Can Large Language Models Predict Electricity Demand? A Comprehensive Comparison of 14 Models on Belgian Grid Data

This study systematically compares the performance of statistical models, machine learning, deep learning, and large language models (14 configurations in total) on the electricity load forecasting task of the Belgian grid, aiming to reveal the capability boundaries of LLMs in time-series prediction. Using nearly 10 years of Belgian grid data, key findings include: Time-LLM (an architecture adapting GPT-2 via a reprogramming layer) outperforms traditional XGBoost and LSTM; directly prompting GPT-4o for prediction yields poor results; the ensemble model (XGB+LSTM+Time-LLM) achieves the best performance.

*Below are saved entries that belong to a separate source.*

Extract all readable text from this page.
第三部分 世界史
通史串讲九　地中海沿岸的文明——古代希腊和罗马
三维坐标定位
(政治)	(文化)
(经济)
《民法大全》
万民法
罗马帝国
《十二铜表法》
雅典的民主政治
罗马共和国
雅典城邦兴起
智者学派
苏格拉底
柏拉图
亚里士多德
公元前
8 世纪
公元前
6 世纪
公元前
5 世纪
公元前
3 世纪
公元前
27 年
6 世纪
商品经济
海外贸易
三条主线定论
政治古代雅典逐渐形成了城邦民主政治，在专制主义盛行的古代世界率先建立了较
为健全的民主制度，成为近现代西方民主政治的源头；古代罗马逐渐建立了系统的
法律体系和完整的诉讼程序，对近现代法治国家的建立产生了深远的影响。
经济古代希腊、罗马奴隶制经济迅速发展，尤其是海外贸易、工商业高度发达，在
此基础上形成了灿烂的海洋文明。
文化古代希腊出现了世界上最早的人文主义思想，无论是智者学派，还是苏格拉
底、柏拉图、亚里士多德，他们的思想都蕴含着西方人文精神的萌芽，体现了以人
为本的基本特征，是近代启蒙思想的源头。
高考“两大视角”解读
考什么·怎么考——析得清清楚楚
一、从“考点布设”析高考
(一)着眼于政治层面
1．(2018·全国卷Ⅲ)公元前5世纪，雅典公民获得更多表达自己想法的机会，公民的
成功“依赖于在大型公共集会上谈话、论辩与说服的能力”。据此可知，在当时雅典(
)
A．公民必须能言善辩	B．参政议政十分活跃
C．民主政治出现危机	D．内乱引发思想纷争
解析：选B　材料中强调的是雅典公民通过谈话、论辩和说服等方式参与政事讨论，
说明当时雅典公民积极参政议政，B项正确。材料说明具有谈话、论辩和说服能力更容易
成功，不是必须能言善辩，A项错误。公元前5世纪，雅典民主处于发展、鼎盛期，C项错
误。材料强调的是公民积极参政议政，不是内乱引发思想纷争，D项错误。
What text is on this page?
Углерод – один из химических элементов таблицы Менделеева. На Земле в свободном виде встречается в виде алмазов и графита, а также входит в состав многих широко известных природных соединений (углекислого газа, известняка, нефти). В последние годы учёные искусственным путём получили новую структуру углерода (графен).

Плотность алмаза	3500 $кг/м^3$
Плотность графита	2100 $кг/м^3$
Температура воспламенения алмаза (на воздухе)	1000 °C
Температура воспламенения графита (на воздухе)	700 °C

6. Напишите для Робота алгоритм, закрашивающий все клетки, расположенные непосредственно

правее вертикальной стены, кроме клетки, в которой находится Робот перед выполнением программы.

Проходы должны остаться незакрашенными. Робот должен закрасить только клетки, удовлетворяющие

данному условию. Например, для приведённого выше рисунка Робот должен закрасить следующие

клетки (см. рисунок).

Electricity load forecasting is a core issue in the energy industry; accurate short-term forecasting is crucial for grid dispatch, trading, and renewable energy integration. Traditional methods include statistical models (ARIMA, Prophet) and machine learning models (XGBoost, LSTM). However, with the rise of LLMs, we need to answer: Can these text models be directly applied to numerical time-series prediction? This study comes from a master's project at the University of Hull, using over 395,000 15-minute interval load data from the Belgian grid between 2015 and 2025 to compare 14 model configurations.

Dataset and Preprocessing

The data comes from the Belgian Elia public portal, aggregated into hourly data resulting in approximately 99,000 records. Preprocessing steps include: linear interpolation to fill 0.19% missing values; constructing calendar, lag (t-1/t-24/t-168), and rolling statistical features for XGBoost; standardization using StandardScaler for LSTM and Time-LLM (fitted only on the training set).

Model Lineup

• Statistical Baselines: Naive Persistence, ETS, ARIMA, Prophet
• Machine Learning: XGBoost
• Deep Learning: Two-layer LSTM (128 units)
• LLM Methods: Time-LLM (frozen GPT-2 + reprogramming layer), GPT-4o zero-shot/few-shot

Evaluation Protocol

Split by time into 70% training /15% validation /15% test; metrics include MAE, RMSE, sMAPE, MASE.

24-hour Forecasting Results (MAE/MW)

Model	MAE	MASE
Ensemble Model	263	0.49
Time-LLM	271	0.50
XGBoost	277	0.51
GPT-4o Zero-shot	481	0.89

48-hour Forecasting Results (MAE/MW)

Model	MAE	MASE
Ensemble Model	299	0.55
Time-LLM	317	0.59
XGBoost	315	0.59
GPT-4o Zero-shot	535	0.99

Key Insights

• Time-LLM performs best (among single models), direct GPT-4o yields poor results;
• XGBoost is strong, highlighting the significant value of feature engineering;
• The ensemble model is optimal, reflecting the value of diversity.

1. Hybrid Strategy is Optimal: The ensemble of XGBoost, LSTM, and Time-LLM achieves the best results;
2. LLMs Require Adaptation: Direct use of GPT-4o is impractical, Time-LLM-like architectures are feasible;
3. Feature Engineering Remains Important: XGBoost's performance demonstrates the value of domain knowledge;
4. Statistical Models as Baselines: Prophet and others are still useful in scenarios with limited data or where interpretability is needed.

Limitations

• Only uses Belgian grid data; generalizability needs verification;

Future Directions

• Explore the impact of different LLM backbone networks on time-series adaptation;
• Optimize the design of few-shot prompts for GPT-4o;
• Validate conclusions on more datasets.